During acceptance trials, which wrapped up Nov. 3, the the U.S. Navy’s Board of Inspection and Survey (INSURV) required the ship and its crew to complete a series of tasks to validate the quality of the ship’s construction and its compliance with Navy ship specifications.
Tests were conducted both pierside and underway and proved the crew could operate all systems including “navigation, damage control, mechanical and electrical systems, combat systems, communications, and propulsion applications,” according to a Navy news release.
“This has been an extremely rigorous set of trials, and I am confident that we will deliver a highly capable warfighting platform to our Sailors and the fleet,” Arleigh Burke-class destroyer program manager Capt. Casey Moton said in the news release.
“John Finn‘s performance as the first restart ship has been exemplary, and we’re looking forward to maintaining that high quality of construction and performance as we continue to build and deliver Arleigh Burke destroyers.”
The Navy built 62 Arleigh Burke-class DDGs before stopping the program in 2005, and the service in 2008 decided to restart production. That interruption in continuous production put at risk the cost, schedule and quality of the restart ships, as builders and others involved in the program left to find new work and did not necessarily return when destroyer production resumed. Program officials originally thought DDG-113 would commission by this summer, with that schedule slipping some, but the Navy’s news release praised the quality of the ship and its warfighting systems.
Brian Cuccias, president of Ingalls Shipbuilding – the yard that build John Finn and one of two yards building the DDG-51s – told USNI News in May that “when we were in the heart of Arleigh Burke destroyers before, the team building the ship, part of their role was to develop the shipbuilders for the next platform.
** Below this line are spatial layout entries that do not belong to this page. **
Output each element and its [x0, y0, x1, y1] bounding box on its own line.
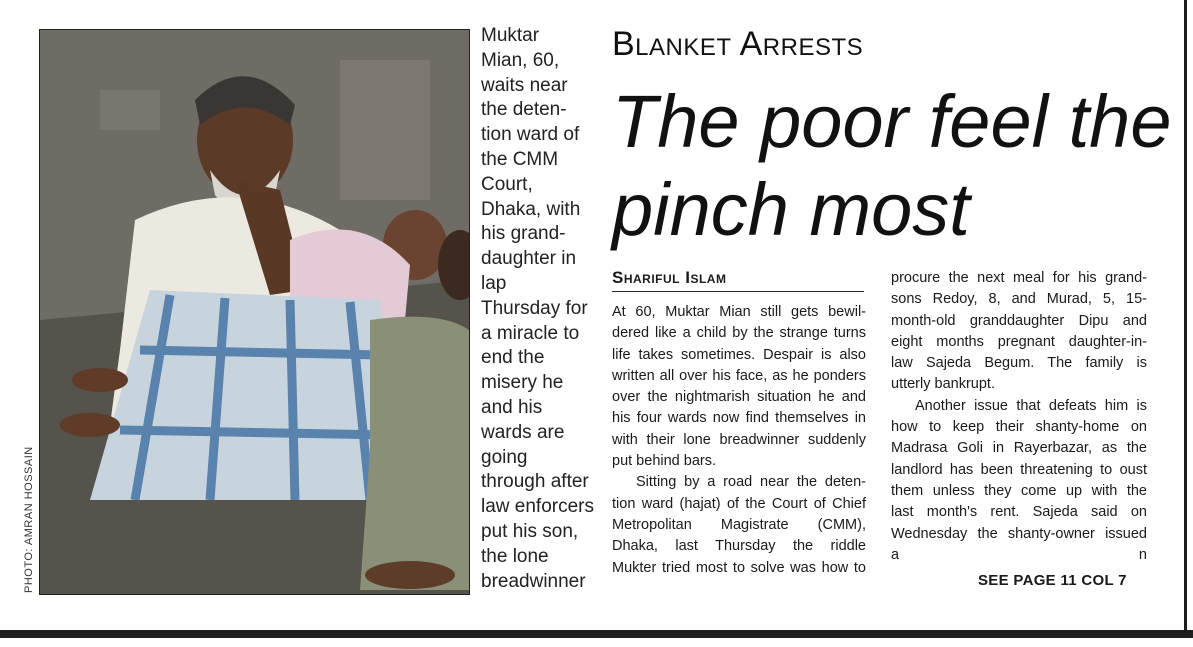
caption-line: waits near — [481, 74, 568, 96]
caption-line: his grand- — [481, 223, 566, 245]
body-line: tion ward (hajat) of the Court of Chief — [612, 495, 866, 512]
body-line: life takes sometimes. Despair is also — [612, 346, 866, 363]
body-line: Madrasa Goli in Rayerbazar, as the — [891, 440, 1147, 457]
caption-line: the CMM — [481, 148, 559, 170]
caption-line: tion ward of — [481, 124, 580, 146]
caption-line: Thursday for — [481, 297, 588, 319]
caption-line: law enforcers — [481, 496, 594, 518]
body-line: how to keep their shanty-home on — [891, 419, 1147, 436]
body-line: written all over his face, as he ponders — [612, 367, 866, 384]
article-column-1 — [612, 302, 866, 579]
caption-line: end the — [481, 347, 545, 369]
body-line: last month's rent. Sajeda said on — [891, 504, 1147, 521]
body-line: dered like a child by the strange turns — [612, 325, 866, 342]
body-line: Dhaka, last Thursday the riddle — [612, 538, 866, 555]
headline-line: The poor feel the — [612, 80, 1172, 163]
headline — [612, 78, 1192, 254]
caption-line: Dhaka, with — [481, 198, 581, 220]
body-line: eight months pregnant daughter-in- — [891, 333, 1147, 350]
caption-line: lap — [481, 272, 507, 294]
byline: Shariful Islam — [612, 268, 864, 292]
caption-line: wards are — [481, 421, 565, 443]
photo-credit: PHOTO: AMRAN HOSSAIN — [23, 446, 35, 593]
caption-line: going — [481, 446, 528, 468]
body-line: a n — [891, 546, 1147, 563]
kicker: Blanket Arrests — [612, 25, 864, 63]
caption-line: the deten- — [481, 99, 567, 121]
article-column-2 — [891, 268, 1147, 566]
photo-illustration — [40, 30, 469, 594]
continued-on-jump: SEE PAGE 11 COL 7 — [978, 572, 1127, 589]
caption-line: Muktar — [481, 25, 540, 46]
photo-caption — [481, 24, 594, 594]
caption-line: through after — [481, 471, 589, 493]
caption-line: Mian, 60, — [481, 49, 560, 71]
caption-line: a miracle to — [481, 322, 580, 344]
body-line: sons Redoy, 8, and Murad, 5, 15- — [891, 291, 1147, 308]
body-line: Another issue that defeats him is — [915, 397, 1147, 414]
caption-line: the lone — [481, 545, 549, 567]
caption-line: put his son, — [481, 520, 579, 542]
body-line: At 60, Muktar Mian still gets bewil- — [612, 304, 866, 320]
caption-line: breadwinner — [481, 570, 586, 592]
caption-line: Court, — [481, 173, 533, 195]
body-line: them unless they come up with the — [891, 482, 1147, 499]
body-line: Mukter tried most to solve was how to — [612, 559, 866, 576]
body-line: his four wards now find themselves in — [612, 410, 866, 427]
body-line: law Sajeda Begum. The family is — [891, 355, 1147, 372]
body-line: Wednesday the shanty-owner issued — [891, 525, 1147, 542]
page-border-bottom — [0, 630, 1193, 638]
body-line: put behind bars. — [612, 453, 716, 470]
caption-line: and his — [481, 396, 543, 418]
body-line: Metropolitan Magistrate (CMM), — [612, 516, 866, 533]
caption-line: daughter in — [481, 248, 577, 270]
news-photo — [39, 29, 470, 595]
body-line: utterly bankrupt. — [891, 376, 995, 393]
body-line: landlord has been threatening to oust — [891, 461, 1147, 478]
caption-line: misery he — [481, 372, 564, 394]
body-line: Sitting by a road near the deten- — [636, 474, 866, 491]
body-line: procure the next meal for his grand- — [891, 270, 1147, 286]
body-line: over the nightmarish situation he and — [612, 389, 866, 406]
body-line: with their lone breadwinner suddenly — [612, 431, 866, 448]
body-line: month-old granddaughter Dipu and — [891, 312, 1147, 329]
headline-line: pinch most — [612, 168, 970, 251]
And so when you have a platform that runs out, there’s no retraining and redevelopment. So when you have the five-year gap between 110 and 113, the leadership that was there, the leadership in the yard – we basically had to start identifying, who’s going to be the leader in these areas? How do we train them? How do we become more effective? People who have never been on a destroyer, they’re kind of on a T1 (first unit) learning curve on that ship. So it’s that effect rather than, oh they’re hitting T14 or T18 or whatever it is.”
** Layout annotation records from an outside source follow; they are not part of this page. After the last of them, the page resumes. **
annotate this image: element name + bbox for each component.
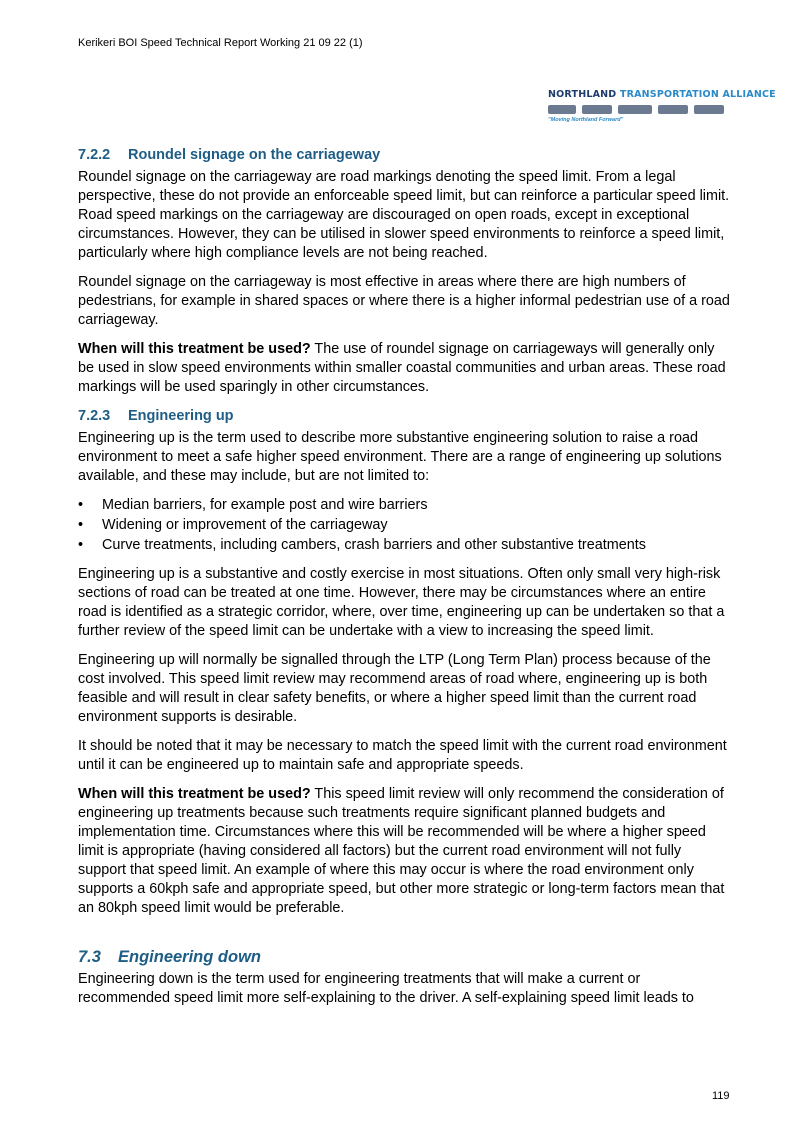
section-7-2-3-heading [78,407,730,426]
logo-title-part2: TRANSPORTATION ALLIANCE [619,89,776,100]
paragraph [78,785,730,918]
section-title: Engineering up [128,408,234,424]
paragraph: Roundel signage on the carriageway is most effective in areas where there are high numbers of pedestrians, for example in shared spaces or where there is a higher informal pedestrian use of a road carriageway. [78,274,730,328]
far-north-council-logo-icon [548,105,576,114]
kaipara-council-logo-icon [582,105,612,114]
list-item-text: Curve treatments, including cambers, crash barriers and other substantive treatments [102,537,646,553]
partner-logos-strip [548,103,728,115]
paragraph: Engineering up will normally be signalled through the LTP (Long Term Plan) process because of the cost involved. This speed limit review may recommend areas of road where, engineering up is both feasible and will result in clear safety benefits, or where a higher speed limit than the current road environment supports is desirable. [78,652,711,725]
paragraph-lead: When will this treatment be used? [78,341,311,357]
bullet-list [78,496,730,555]
paragraph [78,340,730,397]
section-title: Engineering down [118,948,261,966]
page-number: 119 [712,1090,730,1102]
bullet-icon: • [78,497,84,513]
section-number: 7.2.2 [78,147,111,163]
paragraph-text: This speed limit review will only recommend the consideration of engineering up treatments because such treatments require significant planned budgets and implementation time. Circumstances where this will be recommended will be where a higher speed limit is appropriate (having considered all factors) but the current road environment will not fully support that speed limit. An example of where this may occur is where the road environment only supports a 60kph safe and appropriate speed, but other more strategic or long-term factors mean that an 80kph speed limit would be preferable. [78,786,725,916]
list-item [78,536,730,555]
paragraph: Engineering up is a substantive and costly exercise in most situations. Often only small very high-risk sections of road can be treated at one time. However, there may be circumstances where an entire road is identified as a strategic corridor, where, over time, engineering up can be undertaken so that a further review of the speed limit can be undertake with a view to increasing the speed limit. [78,566,725,639]
section-7-2-2-heading [78,146,730,165]
northland-transportation-alliance-logo [548,89,776,123]
paragraph-lead: When will this treatment be used? [78,786,311,802]
paragraph: Engineering up is the term used to describe more substantive engineering solution to raise a road environment to meet a safe higher speed environment. There are a range of engineering up solutions available, and these may include, but are not limited to: [78,430,722,484]
section-7-3-heading [78,946,730,968]
bullet-icon: • [78,537,84,553]
list-item-text: Widening or improvement of the carriageway [102,517,388,533]
paragraph: It should be noted that it may be necessary to match the speed limit with the current road environment until it can be engineered up to maintain safe and appropriate speeds. [78,738,727,773]
logo-title [548,89,776,100]
whangarei-council-logo-icon [618,105,652,114]
logo-title-part1: NORTHLAND [548,89,617,100]
paragraph: Engineering down is the term used for engineering treatments that will make a current or recommended speed limit more self-explaining to the driver. A self-explaining speed limit leads to [78,971,694,1006]
logo-tagline: "Moving Northland Forward" [548,117,624,123]
section-title: Roundel signage on the carriageway [128,147,381,163]
list-item [78,496,730,515]
section-number: 7.2.3 [78,408,111,424]
list-item-text: Median barriers, for example post and wire barriers [102,497,428,513]
list-item [78,516,730,535]
nz-transport-agency-logo-icon [694,105,724,114]
paragraph-text: The use of roundel signage on carriageways will generally only be used in slow speed environments within smaller coastal communities and urban areas. These road markings will be used sparingly in other circumstances. [78,341,726,395]
northland-regional-council-logo-icon [658,105,688,114]
bullet-icon: • [78,517,84,533]
paragraph: Roundel signage on the carriageway are road markings denoting the speed limit. From a legal perspective, these do not provide an enforceable speed limit, but can reinforce a particular speed limit. Road speed markings on the carriageway are discouraged on open roads, except in exceptional circumstances. However, they can be utilised in slower speed environments to reinforce a speed limit, particularly where high compliance levels are not being reached. [78,169,730,261]
section-number: 7.3 [78,948,101,966]
page-header: Kerikeri BOI Speed Technical Report Working 21 09 22 (1) [78,37,363,49]
document-body [78,146,730,1018]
The yards were forced to get back into the swing of things quickly, with Ingalls having four more DDGs under construction and two under contract now and seven more in construction or under contract at General Dynamics’ Bath Iron Works shipyard in Maine.
John Finn and the rest of the restart ships will deliver to the Navy with the same Aegis capability that older ships are gaining through modernization efforts – chiefly, the Aegis Baseline 9. This ship will be a Flight IIA design like its predecessors before the production gap, with the introduction of a Flight III design coming later in the program.